On Tuesday, all of us boys and Dad worked together and brought the chicken pens out to the big field and then brought the second batch of broilers out of the brooder to place in the pens. Jonathan already had the rest of his hens put in with the pullets that were in the netting and the new hoop tractor in the field behind the cows. We brought the bell waterers back to the house for cleaning and scrubbed them up so would be ready to put back in the pens. We put the turkeys out in a separate pen out there too so they have a clean place each day. The chickens are now on their way down the pasture section behind the cows adding their droppings and scratching out the cow pies. Earlier in the year I walked out to inspect the grass where the chickens were moved last year, and it was fun to notice the difference in the grass of where there was chicken manure and where there wasn't. About a foot from where the pen had been, the grass was thin, pale green and about four inches tall, but where the manure was dropped the grass was almost knee high and lush green with barely any space between the individual plants. Hopefully next year we will see a similar increase in fertility in the other field.

On Wednesday, Jonathan, David and I went to work for the insurance agent as we have been doing for quite a few weeks now. If we wanted to, he would hire us to work for him many days a week for $10 an hour, but we can't spare that much time away from home. He has asked us to do odd jobs around his house so we went as usual at 10:00 a.m. After the five or so inches of rain we got the water washed out some landscaping gravel beside his house and so he had a pile of 3/4 inch gravel dumped in his driveway for us to use in replacing the other rock. We used his john deere tractor with loader to move some of the rock and then put in some other six-inch rocks to direct the water down the stream bed and not into the neighbor's lawn. We ended the day by filling in some bare spots in his lawn and adding grass seed so it will grow back. (I just thought I'd add that he's really picky about his lawn, and everything else for that matter, so anywhere there was an inch or so of bare dirt showing we had to put more black dirt and scratch in grass seed. He fertilizes the lawn so it grows, then cuts it so it doesn't grow so tall, then waters it so it doesn't dry out etc. If it were me I'd just . . .)

Yesterday was a milk pick-up and delivery day. Jonathan went to town about 9:30 a.m. and dropped milk off and eggs to a few people and I got other milk ready for people to pick up later on. Someone came at 10:00 to pick up a gallon of milk and a few dozen eggs (he's a fire chief for a small town in the area), and then later on a man came from Minot to pick up five gallons for him and some other people from Minot (he's a lawyer or something of that sort) and he took a quarter cord of aspen wood along in his truck, and then another lady picked up her share of milk too.

Last night it rained again so the low spots are muddy again. They just started to dry out and now they are all muddy again. David and I got stuck with the truck trying to take a half-tank of water out to the cows so we had to dump it all out in order to get the trailer out. I did get water out there after going a little faster to make it through the wet spot.

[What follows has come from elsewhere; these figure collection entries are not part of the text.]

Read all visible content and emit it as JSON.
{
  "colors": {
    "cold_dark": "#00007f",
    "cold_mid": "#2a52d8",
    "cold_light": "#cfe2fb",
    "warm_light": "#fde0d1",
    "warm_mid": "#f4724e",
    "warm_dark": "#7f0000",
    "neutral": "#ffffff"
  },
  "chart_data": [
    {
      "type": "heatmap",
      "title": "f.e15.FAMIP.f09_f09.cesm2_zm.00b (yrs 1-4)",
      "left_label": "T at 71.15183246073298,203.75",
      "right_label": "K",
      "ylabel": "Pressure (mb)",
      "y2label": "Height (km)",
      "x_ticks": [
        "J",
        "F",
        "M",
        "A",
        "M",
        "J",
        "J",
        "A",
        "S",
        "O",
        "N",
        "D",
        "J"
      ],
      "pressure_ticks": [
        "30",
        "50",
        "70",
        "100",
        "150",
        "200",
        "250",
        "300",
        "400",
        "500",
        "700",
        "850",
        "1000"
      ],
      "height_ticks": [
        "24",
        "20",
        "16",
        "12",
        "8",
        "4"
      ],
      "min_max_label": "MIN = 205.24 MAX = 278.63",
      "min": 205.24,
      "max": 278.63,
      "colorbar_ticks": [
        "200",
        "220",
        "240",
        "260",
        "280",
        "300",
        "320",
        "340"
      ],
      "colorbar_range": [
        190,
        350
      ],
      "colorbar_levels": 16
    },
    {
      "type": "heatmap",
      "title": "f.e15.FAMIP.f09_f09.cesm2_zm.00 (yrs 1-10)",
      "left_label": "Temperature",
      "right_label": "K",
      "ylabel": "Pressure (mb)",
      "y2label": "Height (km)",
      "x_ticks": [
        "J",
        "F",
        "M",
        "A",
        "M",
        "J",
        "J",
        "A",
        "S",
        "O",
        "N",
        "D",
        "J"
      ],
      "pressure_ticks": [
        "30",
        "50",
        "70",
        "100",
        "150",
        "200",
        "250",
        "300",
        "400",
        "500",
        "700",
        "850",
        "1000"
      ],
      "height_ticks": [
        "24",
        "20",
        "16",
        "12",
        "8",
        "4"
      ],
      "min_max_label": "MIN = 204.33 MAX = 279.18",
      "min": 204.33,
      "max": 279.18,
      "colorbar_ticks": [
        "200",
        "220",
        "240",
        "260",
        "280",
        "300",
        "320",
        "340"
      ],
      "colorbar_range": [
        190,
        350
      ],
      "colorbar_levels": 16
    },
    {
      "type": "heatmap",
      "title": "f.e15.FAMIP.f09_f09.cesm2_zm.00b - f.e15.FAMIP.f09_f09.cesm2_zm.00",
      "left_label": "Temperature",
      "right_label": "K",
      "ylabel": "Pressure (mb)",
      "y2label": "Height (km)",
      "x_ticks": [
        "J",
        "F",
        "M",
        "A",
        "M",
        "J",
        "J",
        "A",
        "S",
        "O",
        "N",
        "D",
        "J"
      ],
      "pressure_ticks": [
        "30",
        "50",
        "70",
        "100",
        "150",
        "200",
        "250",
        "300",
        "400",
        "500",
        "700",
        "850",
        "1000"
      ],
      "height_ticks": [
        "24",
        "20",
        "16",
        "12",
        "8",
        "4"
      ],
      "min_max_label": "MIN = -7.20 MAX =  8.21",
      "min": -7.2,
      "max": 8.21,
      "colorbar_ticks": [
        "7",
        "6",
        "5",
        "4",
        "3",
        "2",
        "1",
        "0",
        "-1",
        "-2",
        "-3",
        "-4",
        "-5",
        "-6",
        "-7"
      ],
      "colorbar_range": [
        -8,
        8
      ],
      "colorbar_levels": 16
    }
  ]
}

I just came in after investigating what the dog was barking at out near the point. The other boys went out on the raft to swim and Samson followed along the shore and found something interesting to play with. I heard him barking the sort of exited bark like he does when he sees something so I ran out there. I found him in the brush rolling after getting sprayed by a skunk! He jumped up and followed after it again when I got there and chased the skunk into a den on the slope of the hill that goes to the lake. I didn't get to see the skunk but the sun was shining down the hole he went down so I could see a kind of vapor/mist coming out of the hole. Not a pleasant sight! I think it is the same skunk that I fired at while we were putting up the goat fence and the same skunk that killed the pullets so I would gladly have shot him this time if he showed himself.

The electricity was off for about a half hour around supper time but now it is on again. We're not sure why it was off but we are glad to have it on again.

That is all for this post,



David said...

It always amazes me what chicken manure can do to a pasture. If you keep getting a lot of rain and are concerned about compacting your pasture by driving on it, I have a thought of what you can do. There is a way to keep the water trough in one place, and make a temporary hot wire lane to the trough. Then you make the paddock open on one side to let the cattle go to water. Once you have this system going it is good to move this water lane to the opposite side of the area you are grazing the next time you move the cattle though this area, this is to eliminate a cow path from forming which looks messy and will become a washout in a heavy rain storm.

Peter said...

Thanks David,
That is what I've already been doing with the water trough and it has kept us from needing to drive on the field. But now that it is getting to the heat of the summer I'm going to be moving the troughs more often to keep it close to the cows. We're quite dependant on the milk from the Jersey and she will drink more water when it is close by her than when she has to walk for a few hundred yards to get a drink.